El sábado pasado estrenó El tigris desorientado, escrito por Lidia Curi y Fernando Villalba, y ganador de la III Convocatoria a proyectos teatrales para un personaje que organiza el Centro Cultural de España. La obra se presenta, desde las didascalias, como texto a decir específicamente en el Museo de Historia del Arte de la Intendencia de Montevideo y aunque moverse de la cansada butaca hacia lugares más tentadores como un museo o un rosedal puedan seducir por sí mismos, el espectáculo interpretado por Elena Zuasti y dirigido por Juan Antonio Saraví lidia poco y mal con el espacio: dos excursiones, una a los calcos griegos y otra a la momia egipcia, liquidan el paseo. Es decir, el texto utiliza los calcos y la momia para crear al personaje, pero sería suficiente con la referencia.
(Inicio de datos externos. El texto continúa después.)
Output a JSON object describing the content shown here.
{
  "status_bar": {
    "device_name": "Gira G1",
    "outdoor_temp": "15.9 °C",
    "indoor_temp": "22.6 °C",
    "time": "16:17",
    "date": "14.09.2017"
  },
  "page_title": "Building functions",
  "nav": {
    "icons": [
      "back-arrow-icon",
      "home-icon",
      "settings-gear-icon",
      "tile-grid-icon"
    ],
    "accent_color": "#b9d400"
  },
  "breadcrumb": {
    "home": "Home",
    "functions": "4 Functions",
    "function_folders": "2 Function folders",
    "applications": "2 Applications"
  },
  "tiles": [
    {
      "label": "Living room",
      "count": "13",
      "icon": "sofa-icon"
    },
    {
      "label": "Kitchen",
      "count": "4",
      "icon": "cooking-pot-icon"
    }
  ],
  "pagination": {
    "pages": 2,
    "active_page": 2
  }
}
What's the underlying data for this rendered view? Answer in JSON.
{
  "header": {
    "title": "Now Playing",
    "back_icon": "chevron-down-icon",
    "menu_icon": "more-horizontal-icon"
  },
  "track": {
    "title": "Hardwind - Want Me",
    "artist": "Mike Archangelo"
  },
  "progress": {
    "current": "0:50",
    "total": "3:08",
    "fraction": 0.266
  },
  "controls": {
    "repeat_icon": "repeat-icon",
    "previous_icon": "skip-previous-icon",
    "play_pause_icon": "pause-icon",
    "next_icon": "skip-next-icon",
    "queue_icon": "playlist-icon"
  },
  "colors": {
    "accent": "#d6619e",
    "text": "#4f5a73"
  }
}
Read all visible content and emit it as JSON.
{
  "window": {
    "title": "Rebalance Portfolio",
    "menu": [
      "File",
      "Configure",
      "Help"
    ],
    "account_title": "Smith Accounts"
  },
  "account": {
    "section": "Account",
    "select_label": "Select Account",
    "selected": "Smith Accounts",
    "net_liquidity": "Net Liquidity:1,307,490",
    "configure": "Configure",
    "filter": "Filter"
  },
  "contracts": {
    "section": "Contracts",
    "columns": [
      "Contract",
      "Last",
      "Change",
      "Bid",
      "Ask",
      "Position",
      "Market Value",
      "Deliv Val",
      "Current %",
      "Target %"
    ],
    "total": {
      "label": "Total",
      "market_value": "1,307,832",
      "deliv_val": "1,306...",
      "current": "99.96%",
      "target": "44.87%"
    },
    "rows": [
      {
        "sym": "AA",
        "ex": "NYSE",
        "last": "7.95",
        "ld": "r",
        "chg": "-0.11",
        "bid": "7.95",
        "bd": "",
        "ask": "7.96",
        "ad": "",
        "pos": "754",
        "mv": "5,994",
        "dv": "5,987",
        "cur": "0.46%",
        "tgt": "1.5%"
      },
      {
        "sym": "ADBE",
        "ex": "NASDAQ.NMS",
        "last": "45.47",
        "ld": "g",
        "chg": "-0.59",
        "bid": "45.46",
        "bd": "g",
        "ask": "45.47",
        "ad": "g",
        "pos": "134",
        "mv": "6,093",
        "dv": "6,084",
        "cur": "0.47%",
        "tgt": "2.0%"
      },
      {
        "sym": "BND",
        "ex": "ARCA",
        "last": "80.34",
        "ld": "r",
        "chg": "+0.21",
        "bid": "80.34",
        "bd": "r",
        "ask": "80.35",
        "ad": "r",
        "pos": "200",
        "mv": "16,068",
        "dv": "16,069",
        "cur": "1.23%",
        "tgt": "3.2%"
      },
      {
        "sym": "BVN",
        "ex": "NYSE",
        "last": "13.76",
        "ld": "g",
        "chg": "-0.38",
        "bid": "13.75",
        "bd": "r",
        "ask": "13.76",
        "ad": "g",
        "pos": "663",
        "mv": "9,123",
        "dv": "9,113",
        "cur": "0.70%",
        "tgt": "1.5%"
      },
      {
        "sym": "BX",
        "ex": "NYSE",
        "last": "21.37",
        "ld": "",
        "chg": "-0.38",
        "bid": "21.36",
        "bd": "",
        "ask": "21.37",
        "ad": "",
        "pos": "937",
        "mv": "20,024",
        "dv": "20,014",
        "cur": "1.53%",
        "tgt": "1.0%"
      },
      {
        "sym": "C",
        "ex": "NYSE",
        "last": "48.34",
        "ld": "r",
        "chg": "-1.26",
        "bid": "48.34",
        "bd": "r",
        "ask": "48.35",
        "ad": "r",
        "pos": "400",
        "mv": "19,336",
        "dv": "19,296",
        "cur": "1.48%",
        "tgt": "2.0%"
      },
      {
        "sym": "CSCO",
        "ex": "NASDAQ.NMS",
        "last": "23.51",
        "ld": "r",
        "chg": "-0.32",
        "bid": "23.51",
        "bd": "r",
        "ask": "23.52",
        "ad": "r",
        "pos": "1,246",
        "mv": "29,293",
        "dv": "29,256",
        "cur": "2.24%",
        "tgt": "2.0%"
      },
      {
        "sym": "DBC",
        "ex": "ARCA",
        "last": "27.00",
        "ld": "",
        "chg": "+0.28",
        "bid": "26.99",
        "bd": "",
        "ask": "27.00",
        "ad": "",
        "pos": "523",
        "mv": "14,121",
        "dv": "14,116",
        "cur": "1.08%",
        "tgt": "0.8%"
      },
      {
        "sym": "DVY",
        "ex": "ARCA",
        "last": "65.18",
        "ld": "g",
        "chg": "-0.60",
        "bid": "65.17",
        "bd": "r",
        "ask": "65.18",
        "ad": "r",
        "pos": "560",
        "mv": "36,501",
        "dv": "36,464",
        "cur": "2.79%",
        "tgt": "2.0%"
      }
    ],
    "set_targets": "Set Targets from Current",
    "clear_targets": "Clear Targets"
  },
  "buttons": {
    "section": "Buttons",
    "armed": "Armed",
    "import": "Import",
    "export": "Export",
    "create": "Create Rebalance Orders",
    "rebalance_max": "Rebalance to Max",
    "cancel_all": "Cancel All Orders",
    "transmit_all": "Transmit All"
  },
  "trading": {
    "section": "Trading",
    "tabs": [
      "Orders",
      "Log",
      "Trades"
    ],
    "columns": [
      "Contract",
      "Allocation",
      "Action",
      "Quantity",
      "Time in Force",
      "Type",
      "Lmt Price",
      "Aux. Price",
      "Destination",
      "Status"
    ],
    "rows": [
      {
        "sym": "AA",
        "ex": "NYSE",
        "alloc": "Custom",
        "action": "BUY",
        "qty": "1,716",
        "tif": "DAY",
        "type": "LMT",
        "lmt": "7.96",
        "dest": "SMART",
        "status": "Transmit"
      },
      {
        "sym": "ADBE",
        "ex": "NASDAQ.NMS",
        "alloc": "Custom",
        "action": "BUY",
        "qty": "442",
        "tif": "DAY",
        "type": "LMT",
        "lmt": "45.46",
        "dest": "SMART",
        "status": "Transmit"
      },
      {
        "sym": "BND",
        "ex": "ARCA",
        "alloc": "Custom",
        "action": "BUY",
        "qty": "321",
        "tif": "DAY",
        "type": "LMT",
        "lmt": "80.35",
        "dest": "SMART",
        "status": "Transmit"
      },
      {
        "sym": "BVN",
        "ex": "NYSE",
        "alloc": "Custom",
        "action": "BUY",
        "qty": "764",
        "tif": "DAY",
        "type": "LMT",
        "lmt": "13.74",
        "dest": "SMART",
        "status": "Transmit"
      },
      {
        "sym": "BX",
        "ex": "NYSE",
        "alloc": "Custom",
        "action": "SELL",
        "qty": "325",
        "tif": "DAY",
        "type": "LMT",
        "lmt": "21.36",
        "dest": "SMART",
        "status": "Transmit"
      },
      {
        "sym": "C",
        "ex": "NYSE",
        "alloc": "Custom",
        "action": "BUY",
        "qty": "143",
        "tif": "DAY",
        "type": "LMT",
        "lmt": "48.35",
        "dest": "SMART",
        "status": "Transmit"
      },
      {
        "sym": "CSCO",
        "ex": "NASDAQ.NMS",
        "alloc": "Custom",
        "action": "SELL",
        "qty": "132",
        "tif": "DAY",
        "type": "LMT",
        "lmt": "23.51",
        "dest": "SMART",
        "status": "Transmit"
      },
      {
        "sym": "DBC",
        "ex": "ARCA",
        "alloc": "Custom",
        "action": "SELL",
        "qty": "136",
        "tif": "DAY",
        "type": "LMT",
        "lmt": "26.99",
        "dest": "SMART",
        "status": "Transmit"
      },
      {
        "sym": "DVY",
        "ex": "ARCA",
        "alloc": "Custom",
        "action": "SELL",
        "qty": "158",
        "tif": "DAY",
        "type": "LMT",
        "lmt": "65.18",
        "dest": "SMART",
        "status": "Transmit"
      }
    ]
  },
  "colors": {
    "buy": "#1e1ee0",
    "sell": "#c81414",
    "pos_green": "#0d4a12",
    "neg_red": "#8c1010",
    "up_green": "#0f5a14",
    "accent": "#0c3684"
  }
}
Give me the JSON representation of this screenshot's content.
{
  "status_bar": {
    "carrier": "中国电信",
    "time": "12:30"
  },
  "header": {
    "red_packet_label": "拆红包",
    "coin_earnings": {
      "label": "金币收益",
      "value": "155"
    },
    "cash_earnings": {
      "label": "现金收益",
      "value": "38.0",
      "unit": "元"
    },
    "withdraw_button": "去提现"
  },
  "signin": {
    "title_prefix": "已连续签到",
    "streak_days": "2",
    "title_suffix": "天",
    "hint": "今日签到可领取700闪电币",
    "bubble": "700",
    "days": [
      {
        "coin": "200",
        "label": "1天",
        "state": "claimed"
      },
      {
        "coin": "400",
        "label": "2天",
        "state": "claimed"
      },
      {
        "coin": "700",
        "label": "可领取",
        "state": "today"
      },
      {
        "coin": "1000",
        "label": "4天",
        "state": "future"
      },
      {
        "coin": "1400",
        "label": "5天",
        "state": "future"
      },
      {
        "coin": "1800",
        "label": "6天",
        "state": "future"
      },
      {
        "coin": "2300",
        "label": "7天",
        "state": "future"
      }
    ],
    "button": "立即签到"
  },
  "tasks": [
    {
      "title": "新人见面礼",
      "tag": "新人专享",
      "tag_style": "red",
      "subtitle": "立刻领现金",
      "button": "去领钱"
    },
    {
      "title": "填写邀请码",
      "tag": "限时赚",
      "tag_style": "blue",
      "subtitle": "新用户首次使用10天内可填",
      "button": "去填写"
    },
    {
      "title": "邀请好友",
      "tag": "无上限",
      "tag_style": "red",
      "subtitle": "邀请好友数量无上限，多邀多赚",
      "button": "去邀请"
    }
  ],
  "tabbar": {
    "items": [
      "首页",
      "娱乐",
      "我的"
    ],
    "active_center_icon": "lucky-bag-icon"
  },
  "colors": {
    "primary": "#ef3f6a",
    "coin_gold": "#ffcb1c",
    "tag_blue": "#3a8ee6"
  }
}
Sin embargo, se trata menos de espacios concretos que de espacios mentales. Zuasti interpreta con desenfado dos personajes -¿se divierte con el público en lugar de, simplemente, divertirlo?-: por un lado, una psicóloga que busca el significado profundo de la existencia en la poesía y, por otro, su paciente obsesionada con la inadecuación de sus nombres, Idiglat Ucir Lañoba.

El problema psicológico reside en el nombre; es básicamente un problema lingüístico o variante analítica del manido nomen omen (el nombre es presagio). Para Idiglat llamarse de modo extraño es ser extraña, llevar a cuestas la diferencia: “Cuando nací las niñas se llamaban María, Martha o Susana. Pero mamá quería para mí un nombre especial, con significado. Los nueve meses de embarazo se pasó buscando uno realmente exclusivo. Primero en la mitología griega. No sé por qué, para cualquier cosa, se empieza por los griegos. Da un aire de rigor intelectual, ¿no?”. El monólogo toma su ritmo de los pasajes sucesivos de nombres del personaje y, con ellos, de funciones: Idiglat Ucir Lañoba es la actriz Maruja Blanco, después la señora de Pisani y más adelante la mamá de Alfredito y Viviana. Probablemente tenía razón Lacan: “El inconsciente está estructurado como un lenguaje”.